The Token Length and Remainder Length fields (Packet Number + Payload + Authentication Tag) are provided in Variable-Length Integer Encoding. VLIE uses the two most significant bytes to indicate if 1,2,4, or 8 bytes are used to represent the actual value. Everything (unprotected) up to the packet number can already be extracted with this info.

However, the Packet Number is needed as input for the payload decryption, but both the Packet Number and Packet Number Length (PNL) are encrypted using QUIC Header Protection. We decrypt the PNL using the following code snippet:

# First byte contains packet number length
first_byte = raw_quic_packet[0] ^ (mask[0] & 0x0f)
pnl = (first_byte & 0x03) + 1

As we can see, the variable mask is needed for this step. It is calculated by encrypting a part of the “Protected Payload”, namely the “Sampled Part” (16 bytes).

This encryption is done with the following setup:

from scapy.layers.tls.crypto.hkdf import TLS13_HKDF
from Crypto.Cipher import AES

# static constant
salt = bytes.fromhex("38762cf7f55934b34d179ae6a4c80cadccbb7f0a")

tls_hkdf = TLS13_HKDF("sha256")

# dcid from header
prk = tls_hkdf.extract(salt, dcid)
client_secret = tls_hkdf.expand_label(prk, b"client in", b"", 32)
hp_key = tls_hkdf.expand_label(client_secret, b"quic hp", b"", 16)

header_encryptor = AES.new(hp_key, AES.MODE_ECB)
mask = header_encryptor.encrypt(sample_payload)

Notice that the only variable part is the DCID, as all other arguments are given in RFC9001.

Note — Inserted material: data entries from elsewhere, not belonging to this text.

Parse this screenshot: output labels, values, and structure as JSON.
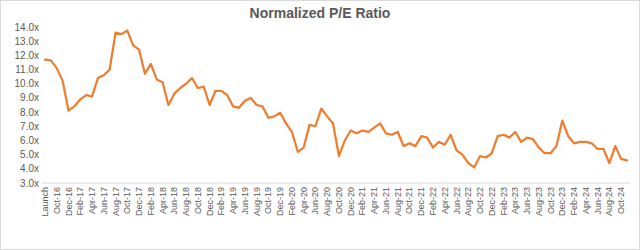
{
  "chart_data": {
    "type": "line",
    "title": "Normalized P/E Ratio",
    "color": "#ed7d31",
    "grid": false,
    "categories": [
      "Launch",
      null,
      "Oct-16",
      null,
      "Dec-16",
      null,
      "Feb-17",
      null,
      "Apr-17",
      null,
      "Jun-17",
      null,
      "Aug-17",
      null,
      "Oct-17",
      null,
      "Dec-17",
      null,
      "Feb-18",
      null,
      "Apr-18",
      null,
      "Jun-18",
      null,
      "Aug-18",
      null,
      "Oct-18",
      null,
      "Dec-18",
      null,
      "Feb-19",
      null,
      "Apr-19",
      null,
      "Jun-19",
      null,
      "Aug-19",
      null,
      "Oct-19",
      null,
      "Dec-19",
      null,
      "Feb-20",
      null,
      "Apr-20",
      null,
      "Jun-20",
      null,
      "Aug-20",
      null,
      "Oct-20",
      null,
      "Dec-20",
      null,
      "Feb-21",
      null,
      "Apr-21",
      null,
      "Jun-21",
      null,
      "Aug-21",
      null,
      "Oct-21",
      null,
      "Dec-21",
      null,
      "Feb-22",
      null,
      "Apr-22",
      null,
      "Jun-22",
      null,
      "Aug-22",
      null,
      "Oct-22",
      null,
      "Dec-22",
      null,
      "Feb-23",
      null,
      "Apr-23",
      null,
      "Jun-23",
      null,
      "Aug-23",
      null,
      "Oct-23",
      null,
      "Dec-23",
      null,
      "Feb-24",
      null,
      "Apr-24",
      null,
      "Jun-24",
      null,
      "Aug-24",
      null,
      "Oct-24",
      null
    ],
    "values": [
      11.7,
      11.65,
      11.1,
      10.2,
      8.1,
      8.4,
      8.9,
      9.2,
      9.1,
      10.4,
      10.6,
      11.0,
      13.6,
      13.5,
      13.75,
      12.7,
      12.4,
      10.7,
      11.4,
      10.3,
      10.1,
      8.5,
      9.3,
      9.7,
      10.0,
      10.4,
      9.7,
      9.8,
      8.5,
      9.5,
      9.5,
      9.2,
      8.4,
      8.3,
      8.8,
      9.0,
      8.5,
      8.4,
      7.6,
      7.7,
      7.95,
      7.2,
      6.6,
      5.2,
      5.5,
      7.1,
      7.0,
      8.25,
      7.7,
      7.2,
      4.9,
      6.0,
      6.7,
      6.5,
      6.7,
      6.6,
      6.9,
      7.2,
      6.5,
      6.4,
      6.6,
      5.6,
      5.8,
      5.6,
      6.3,
      6.2,
      5.5,
      5.9,
      5.7,
      6.4,
      5.3,
      5.0,
      4.4,
      4.1,
      4.9,
      4.8,
      5.1,
      6.3,
      6.4,
      6.2,
      6.6,
      5.9,
      6.2,
      6.1,
      5.5,
      5.1,
      5.1,
      5.6,
      7.4,
      6.3,
      5.8,
      5.9,
      5.9,
      5.8,
      5.4,
      5.4,
      4.4,
      5.6,
      4.7,
      4.6
    ],
    "ylim": [
      3,
      14
    ],
    "yticks": [
      {
        "value": 3,
        "label": "3.0x"
      },
      {
        "value": 4,
        "label": "4.0x"
      },
      {
        "value": 5,
        "label": "5.0x"
      },
      {
        "value": 6,
        "label": "6.0x"
      },
      {
        "value": 7,
        "label": "7.0x"
      },
      {
        "value": 8,
        "label": "8.0x"
      },
      {
        "value": 9,
        "label": "9.0x"
      },
      {
        "value": 10,
        "label": "10.0x"
      },
      {
        "value": 11,
        "label": "11.0x"
      },
      {
        "value": 12,
        "label": "12.0x"
      },
      {
        "value": 13,
        "label": "13.0x"
      },
      {
        "value": 14,
        "label": "14.0x"
      }
    ]
  }
}
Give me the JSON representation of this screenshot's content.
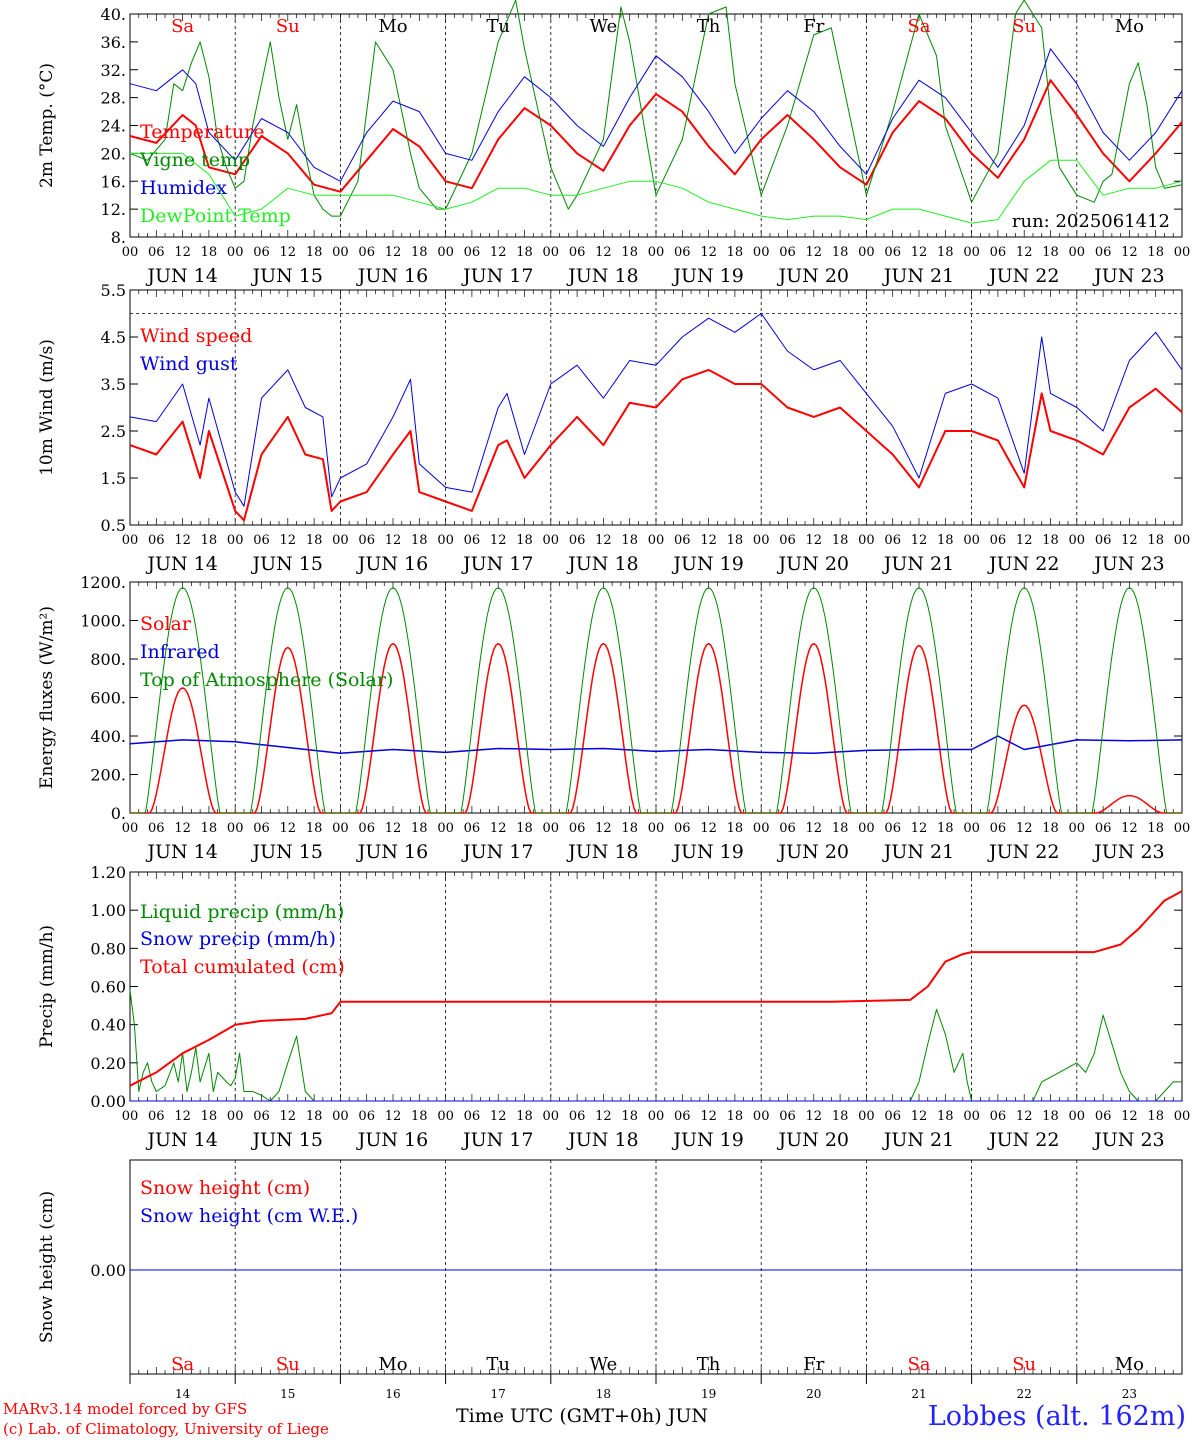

By knowing its length, the Packet Number can be extracted by combining it with the mask’s 2nd to 5th byte using another xor:

encrypted_pn = raw_quic_packet[pn_offset:pn_offset+pnl]
pn = bytes(map(operator.xor, encrypted_pn, mask[1:pnl + 1]))

Payload decryption

To decrypt the payload, QUIC also uses AES; however, this time in GCM mode. For creating key and IV, the packet number and the variable client_secret calculated before are used:

pp_key = tls_hkdf.expand_label(client_secret, b"quic key", b"", 16)

pre_iv = tls_hkdf.expand_label(client_secret, b"quic iv", b"", 12)
iv = (int.from_bytes(pre_iv, "big") ^ int.from_bytes(pn, "big")).to_bytes(12, "big")

payload_encryptor = AES.new(pp_key, AES.MODE_GCM, iv)

Additionally, AEAD (Authenticated Encryption with Associated Data) is used, which allows authentication of the encrypted payload and the (partially) unencrypted header. The algorithm creates a 16-byte authentication tag attached to the payload’s end.

payload_encryptor.update(header)
payload = payload_encryptor.decrypt_and_verify(protected_payload, auth_tag)

Note that the payload length cannot simply be inferred by the packet length, as additional segments can be appended (i.e., 0-RTT). Instead, it is calculated from the Remainder Length field.

Client Hello Extraction

We first need to understand its structure to extract the TLS Client Hello from the now decrypted payload. The payload consists of multiple “frames”, with the first byte indicating its type (e.g., PING, STREAM, ACK). The Client Hello is provided through the CRYPTO frame(s) in the initial packet. These frames have an offset and a length, and the content can be split up into multiple parts (Chrome, for example, makes heavy use of this). To recreate the original structure, we parse every frame in the payload and recombine all CRYPTO frames in the given order. The result is the TLS Client Hello.

To block the request, in case the requested domain is contained in the blocklist, we simply overwrite the authentication tag at the end of the payload with 16 A’s.

Takeaway

To extend Bitahoy Content Blocking, we implemented our own dissector & decryptor for QUIC.

Our approach performs three successive steps:

  1. Header Decryption
  2. Payload Decryption
  3. Client Hello Extraction

The first two steps mainly require understanding the respective decryption pipeline, whereas the last step rebuilds the TLS Client Hello from the resulting decrypted payload.